On the day, the Arch-Chancellor would shake hands with her and present, for the look of the thing and the iconograph, a rolled piece of parchment tied with red ribbon, and that was just for the show of it – on the day it might as well be a receipt for ten thousand toilet rolls tied in ribbon. But the family had all shared their pride in Mother's enormous brain and that she officially knew all there was to know about plants plus a bit more on top. Peter had expressed his enormous relief that this was what she needed to stop her doing the other thing, and to bring her back on the straight and narrow again.
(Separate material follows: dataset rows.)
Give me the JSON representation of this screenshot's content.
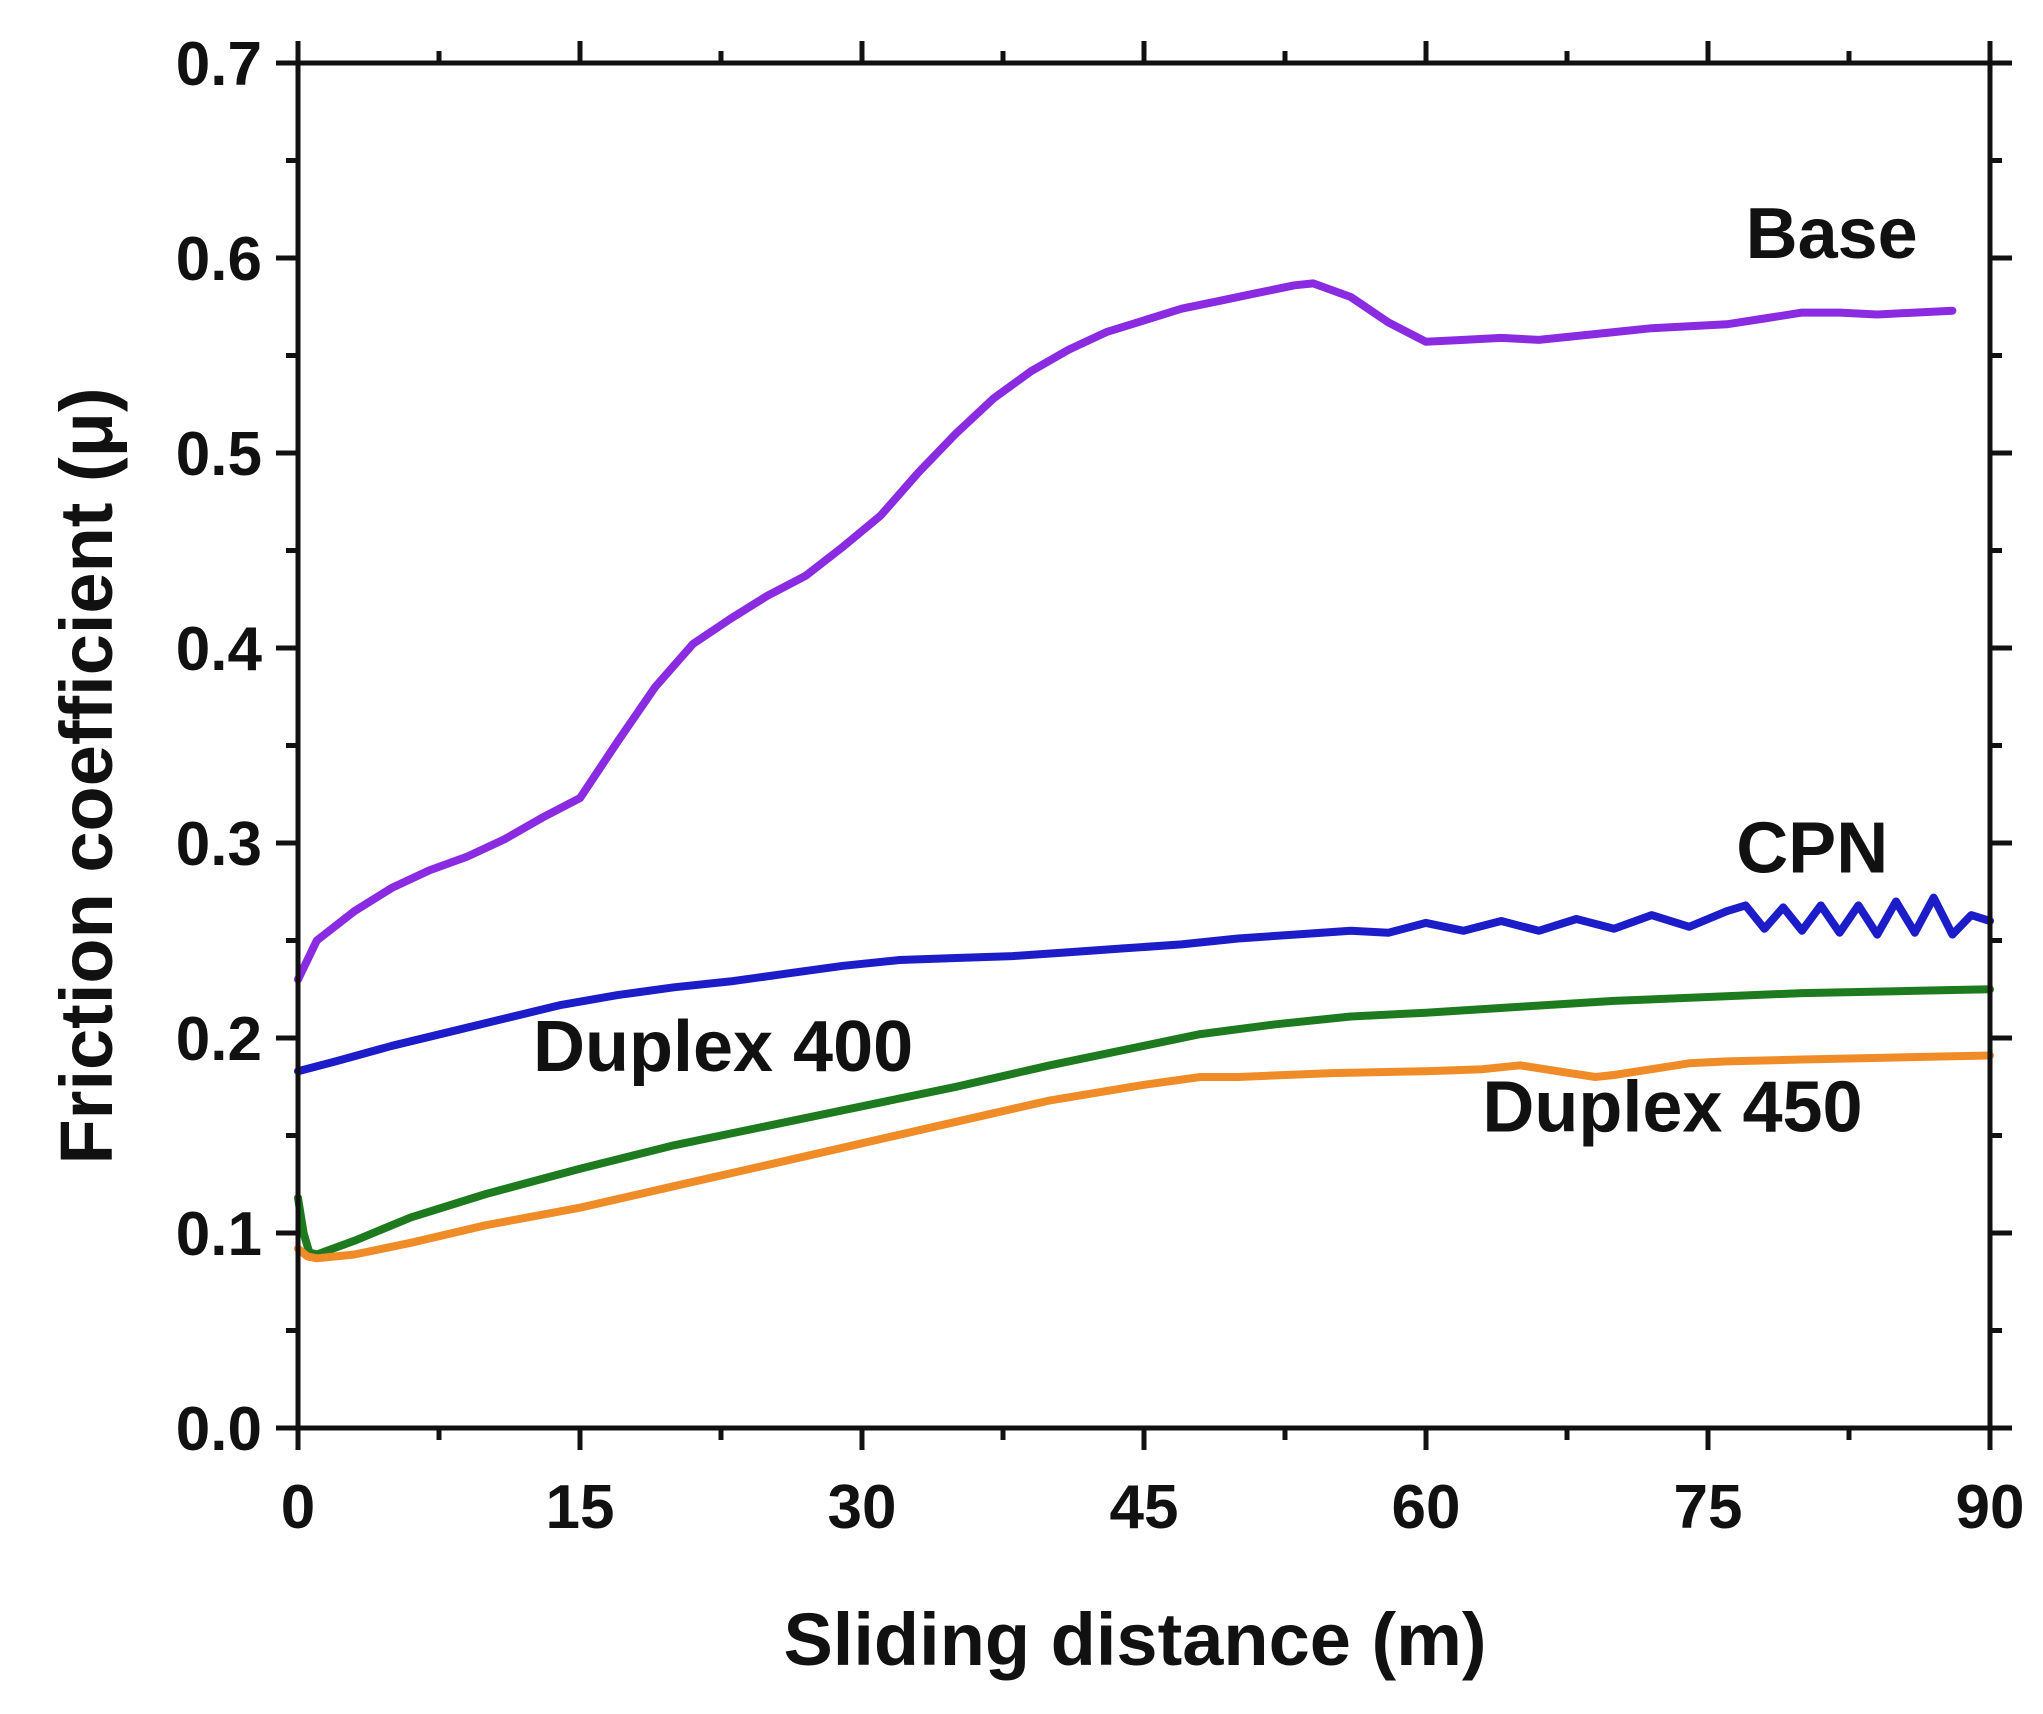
{
  "chart_data": {
    "type": "line",
    "title": "",
    "xlabel": "Sliding distance (m)",
    "ylabel": "Friction coefficient (μ)",
    "xlim": [
      0,
      90
    ],
    "ylim": [
      0.0,
      0.7
    ],
    "x_ticks": [
      0,
      15,
      30,
      45,
      60,
      75,
      90
    ],
    "x_tick_labels": [
      "0",
      "15",
      "30",
      "45",
      "60",
      "75",
      "90"
    ],
    "y_ticks": [
      0.0,
      0.1,
      0.2,
      0.3,
      0.4,
      0.5,
      0.6,
      0.7
    ],
    "y_tick_labels": [
      "0.0",
      "0.1",
      "0.2",
      "0.3",
      "0.4",
      "0.5",
      "0.6",
      "0.7"
    ],
    "grid": false,
    "series": [
      {
        "name": "Base",
        "label": "Base",
        "color": "#8a2be2",
        "x": [
          0,
          1,
          3,
          5,
          7,
          9,
          11,
          13,
          15,
          17,
          19,
          21,
          23,
          25,
          27,
          29,
          31,
          33,
          35,
          37,
          39,
          41,
          43,
          45,
          47,
          49,
          51,
          53,
          54,
          56,
          58,
          60,
          62,
          64,
          66,
          68,
          70,
          72,
          74,
          76,
          78,
          80,
          82,
          84,
          86,
          88
        ],
        "y": [
          0.23,
          0.25,
          0.265,
          0.277,
          0.286,
          0.293,
          0.302,
          0.313,
          0.323,
          0.352,
          0.38,
          0.402,
          0.415,
          0.427,
          0.437,
          0.452,
          0.468,
          0.49,
          0.51,
          0.528,
          0.542,
          0.553,
          0.562,
          0.568,
          0.574,
          0.578,
          0.582,
          0.586,
          0.587,
          0.58,
          0.567,
          0.557,
          0.558,
          0.559,
          0.558,
          0.56,
          0.562,
          0.564,
          0.565,
          0.566,
          0.569,
          0.572,
          0.572,
          0.571,
          0.572,
          0.573
        ]
      },
      {
        "name": "CPN",
        "label": "CPN",
        "color": "#1c1cc8",
        "x": [
          0,
          2,
          5,
          8,
          11,
          14,
          17,
          20,
          23,
          26,
          29,
          32,
          35,
          38,
          41,
          44,
          47,
          50,
          53,
          56,
          58,
          60,
          62,
          64,
          66,
          68,
          70,
          72,
          74,
          76,
          77,
          78,
          79,
          80,
          81,
          82,
          83,
          84,
          85,
          86,
          87,
          88,
          89,
          90
        ],
        "y": [
          0.183,
          0.188,
          0.196,
          0.203,
          0.21,
          0.217,
          0.222,
          0.226,
          0.229,
          0.233,
          0.237,
          0.24,
          0.241,
          0.242,
          0.244,
          0.246,
          0.248,
          0.251,
          0.253,
          0.255,
          0.254,
          0.259,
          0.255,
          0.26,
          0.255,
          0.261,
          0.256,
          0.263,
          0.257,
          0.265,
          0.268,
          0.256,
          0.267,
          0.255,
          0.268,
          0.254,
          0.268,
          0.253,
          0.27,
          0.254,
          0.272,
          0.253,
          0.263,
          0.26
        ]
      },
      {
        "name": "Duplex 400",
        "label": "Duplex 400",
        "color": "#1e7a1e",
        "x": [
          0,
          0.3,
          0.6,
          1,
          3,
          6,
          10,
          15,
          20,
          25,
          30,
          35,
          40,
          45,
          48,
          52,
          56,
          60,
          65,
          70,
          75,
          80,
          85,
          90
        ],
        "y": [
          0.118,
          0.1,
          0.09,
          0.089,
          0.096,
          0.108,
          0.12,
          0.133,
          0.145,
          0.155,
          0.165,
          0.175,
          0.186,
          0.196,
          0.202,
          0.207,
          0.211,
          0.213,
          0.216,
          0.219,
          0.221,
          0.223,
          0.224,
          0.225
        ]
      },
      {
        "name": "Duplex 450",
        "label": "Duplex 450",
        "color": "#f08c28",
        "x": [
          0,
          0.5,
          1,
          3,
          6,
          10,
          15,
          20,
          25,
          30,
          35,
          40,
          45,
          48,
          50,
          55,
          60,
          63,
          65,
          67,
          69,
          70,
          72,
          74,
          76,
          80,
          85,
          90
        ],
        "y": [
          0.092,
          0.088,
          0.087,
          0.089,
          0.095,
          0.104,
          0.113,
          0.124,
          0.135,
          0.146,
          0.157,
          0.168,
          0.176,
          0.18,
          0.18,
          0.182,
          0.183,
          0.184,
          0.186,
          0.183,
          0.18,
          0.181,
          0.184,
          0.187,
          0.188,
          0.189,
          0.19,
          0.191
        ]
      }
    ],
    "annotations": [
      {
        "text": "Base",
        "series": "Base",
        "at_x": 77,
        "at_y": 0.6
      },
      {
        "text": "CPN",
        "series": "CPN",
        "at_x": 76.5,
        "at_y": 0.285
      },
      {
        "text": "Duplex 400",
        "series": "Duplex 400",
        "at_x": 12.5,
        "at_y": 0.183
      },
      {
        "text": "Duplex 450",
        "series": "Duplex 450",
        "at_x": 63,
        "at_y": 0.152
      }
    ]
  }
}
But never too far away from the surface was the itch, the desire, the yearning, to make the world a cleaner place, to carry on saying it with flowers, even if all the flowers had to say was a dozen inventively different permutations on the phrase "Drop dead!"
And she'd regretfully turned down three possible commissions in the last few weeks… sooner or later she would crack and give in.
And then what, with all the eyes she knew were watching her?
She sighed. Had she been religious, apart from necessary libations to the Disc Goddesses, she might have prayed.
But the moment was going to come, and it would come soon….
(1) The London Guardian courted trouble once by exploring this concept – the way the Arab North African world specially values the unique beauty of adolescent girls, of an age Western European and North American law would describe as so far underage as to constitute statutory rape. The liberal newspaper was exploring the culture clash between western and Arab ways of thinking, but ended up accused of paedophilia by Western critics and of being racist and anti-Islamic by Arab critics, ending up pleasing nobody.
(2) The old name for nitric acid.
(3) Some advanced schools of yoga do this as a pupil test or as a spectacular public display, in much the same way the more showy black-belt karate donjons demonstrate breaking bricks with the bare hands in public.
(4)It's like this. Carl Linoleum was a natural scientist who had a brilliant vision for organising and classifying the known animal and botanical species of the Disc. Following a lifetime of observation, he had an insight of genius, that all animal and plant species could be seen as a large sprawling interrelated family. Thus they could be given Latatian names (Latatian being the language of science) denoting exactly where they belonged in the family tree, Felis Leo (lion) Felis Tigris (Tiger)and Felis Nuisencis(domestic Cat) all belonging on the same general branch. While later naturalists and animal scientists, including Johanna, would come to agree with the basic soundness of the idea, they would deplore the mis-placed and as it turned out, fatal, sense of humour that had led Linoleum to classify Trolls as Stultus Saxum (Stupid rocks), Dwarfs as Hortus Decorum (Garden Ornaments) Vampires as Nosferatu Sanguinae (Bloody Undead) and Werewolves as Canii Bonii (Good Doggies). The Watch, after realising a list of suspects would be as thick as Twurp's Peerage, elected to treat his death as a case of suicide. Linoleum is a canonical character TP invented for the Discworld Noir computer game.
On Roundworld, Swedish genius Carl Linnaeus.
(5) Ashphalt appears in Soul Music as roadie to the Band, taking a break from his vocation of elephant-wrangling. His conical shape is due to the essential softness of his being and the fact he has been sat upon by elephants so often. They know.